Es wäre der erste seit 31 Jahren. Am 8. Juni 1987 hatten sie Servette 4:2 nach Verlängerung geschlagen und Dario Zuffi, der Vater des Basler Aufbauers Luca, war Torschütze gewesen. Wo der Final gegen GC oder den FCZ stattfindet, ist noch nicht entschieden. Zu hoffen bleibt, dass nicht das Stade de Suisse mit seinem Plastikbelag den Vorzug erhält. Ein Final muss auf Naturrasen ausgetragen werden.

YB's Miralem Sulejmani kämpft um dem Ball gegen Basels Leo Lacroix.

    

YB macht den nächsten Schritt

YB war nach Siegen über Breitenrain (3:0), Old Boys (4:0), Münsingen (3:0) und St. Gallen (2:1) in diesen Halbfinal eingezogen und bestätigte die Eindrücke aus der Super League, mit dem Krösus der vergangenen acht Jahre nicht nur auf Augenhöhe zu sein, sondern diesen überflügelt zu haben. Es war mit Ausnahme des langzeitverletzten Goalies Von Ballmoos in Bestbesetzung aufgelaufen.

Also auch mit Stürmerstar Guillaume Hoarau, der im letzten Spiel gegen Sion (1:0) verletzt ausgeschieden war und am Tag vor dem Spiel nicht trainiert hatte. Selbst in dieser Beziehung haben die Berner sich verändert: Nach Jahren mit endlos langen Verletztenlisten kennen sie derzeit keinerlei personelle Sorgen.

Zwar waren die Tore von Hoarau (ein umstrittener Penalty) und Marek Suchy (ein Eigentor) etwas glückhaft zustande gekommen, soll aber die sehr starke und reife Leistung nicht schmälern. Nicht nur spielerisch waren die Berner gut, sondern physisch ungemein präsent und fit. Das 4-4-2-System ist ihnen auf den Leib geschneidert und vorne im Angriff ergänzen sich der kopfballstarke Hüne Hoarau und der kleine Dribbler Roger Assalé perfekt. Es geziemt sich eigentlich nicht, einzelne YB-ler herauszuheben.

«Mit heissem Herzen der Kälte getrotzt»

Doch was der älteste Feldspieler Steve von Bergen (34) und der jüngste Djibril Sow (21) in der Innenverteidigung und im Mittelfeld boten, war schon beeindruckend. «Wir haben verdient gewonnen, und spielten mit viel Leidenschaft. Wir traten geschlossen auf. Mir hat meine Mannschaft unheimlich gefallen», sagte YB-Trainer Adi Hütter, «wir haben mit heissem Herzen der Kälte getrotzt.»

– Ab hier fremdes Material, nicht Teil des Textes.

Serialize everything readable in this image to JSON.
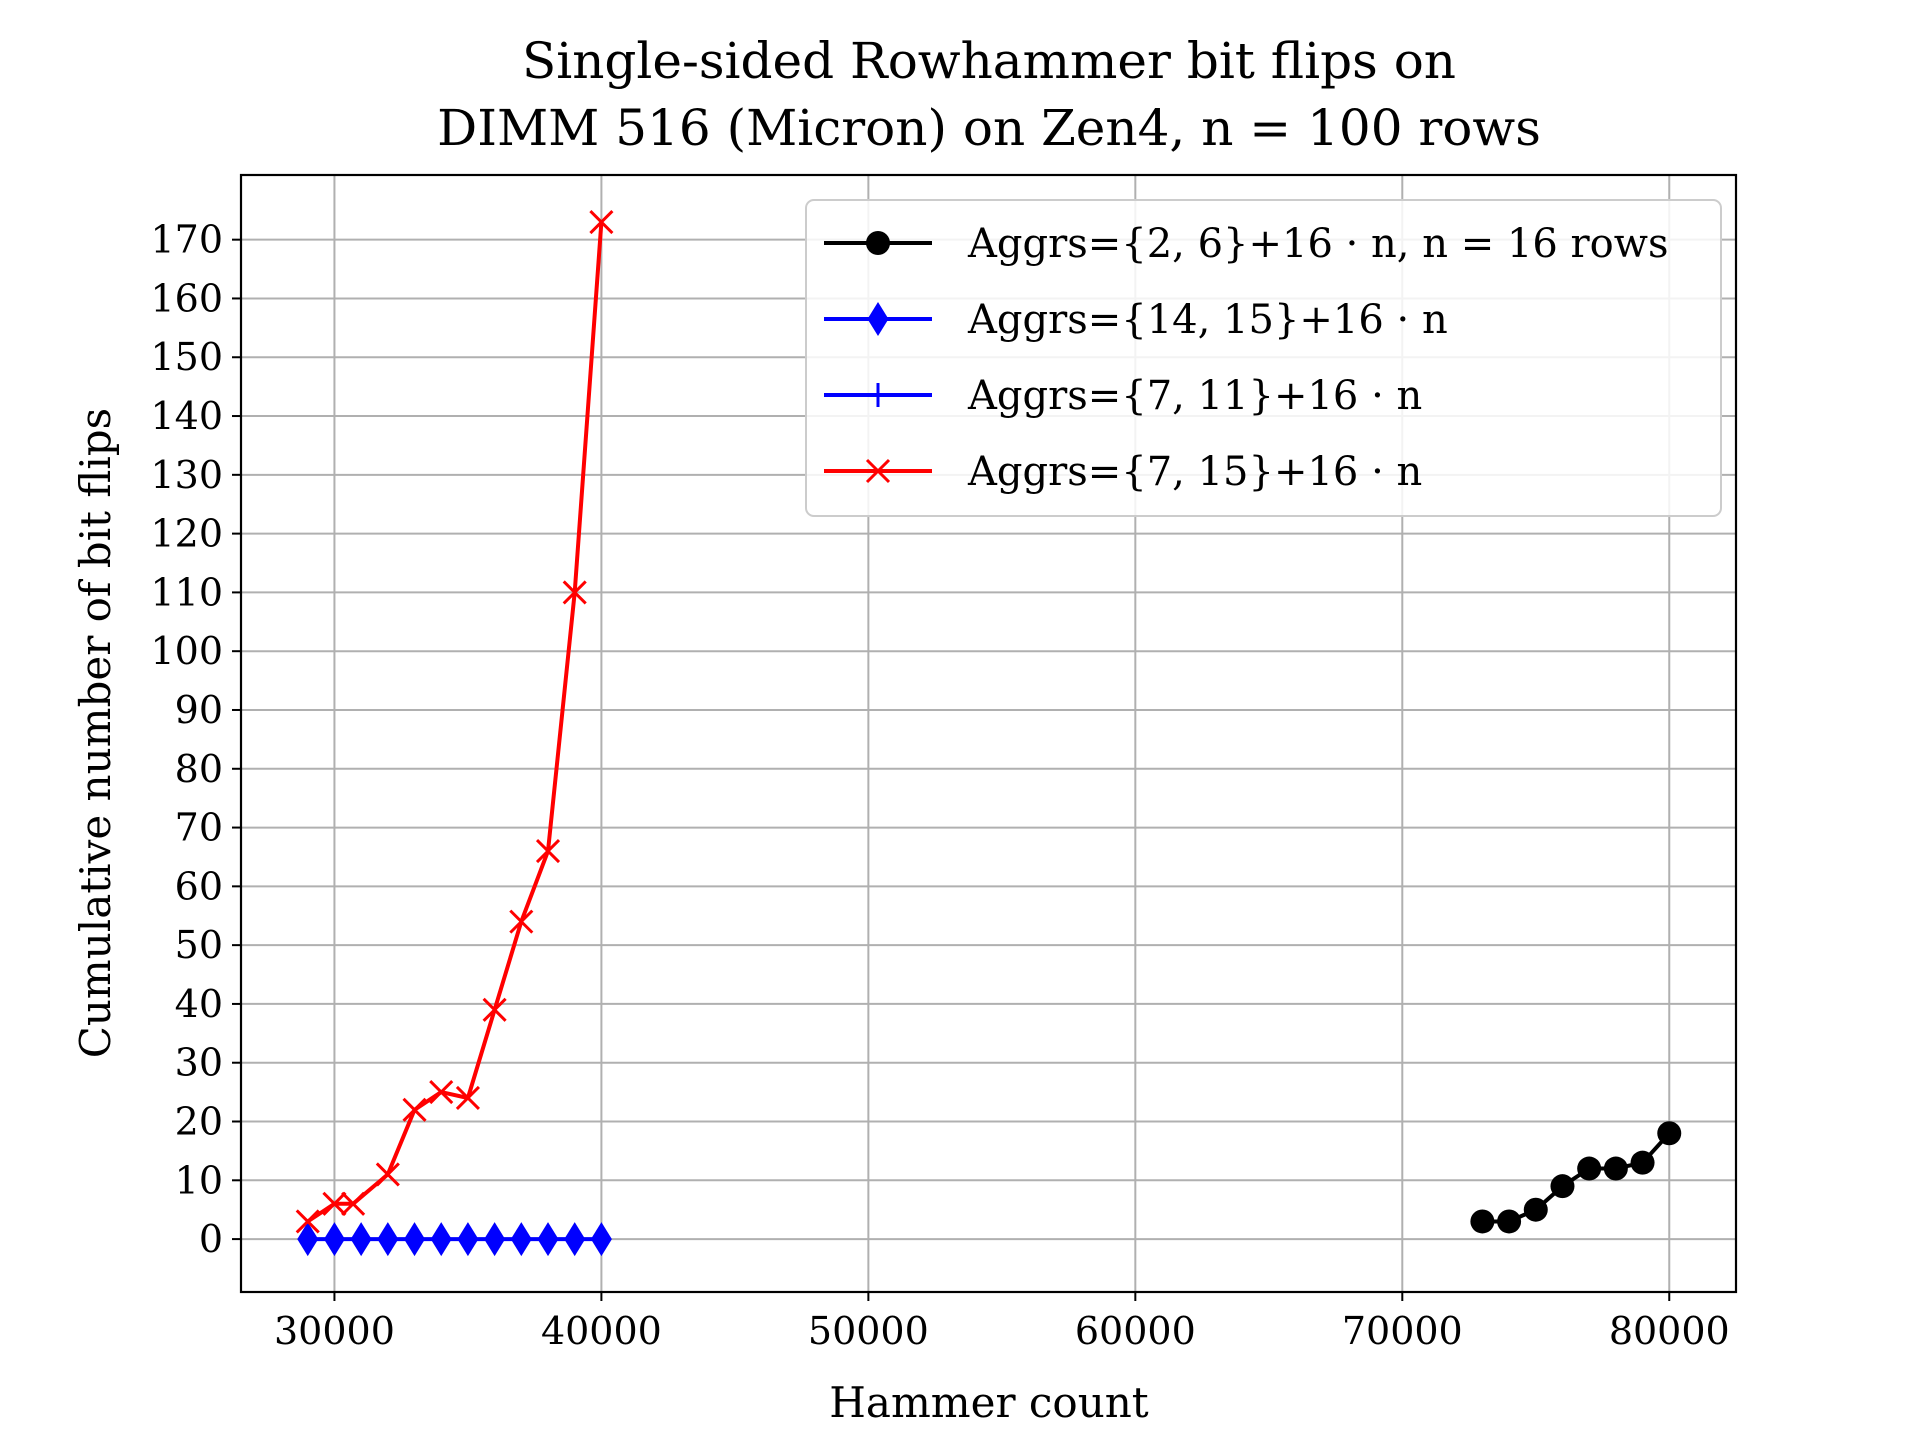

Damit zurück zu Hartmut. Gemeint ist kein Basler Verteidiger, sondern das Hochdruckgebiet über Skandinavien, das für die aktuelle Kältewelle sorgt und die Fans sowie die Goalies bei minus zehn Grad auf eine harte Probe stellte. Müssen Halbfinals wirklich schon im Februar ausgetragen werden?

Allerdings sind sie keine Premiere in der seit 1925 zum 93. Mal ausgetragenen Cupkonkurrenz. Der früheste Halbfinal fand am 25. Februar 1951 (Bern - La Chaux-de-Fonds im Neufeld) statt, dazu gab es vor exakt zehn Jahren (Basel – Thun) einen zweiten Februartermin. Aber: Das alles ist den Young Boys so etwas von egal.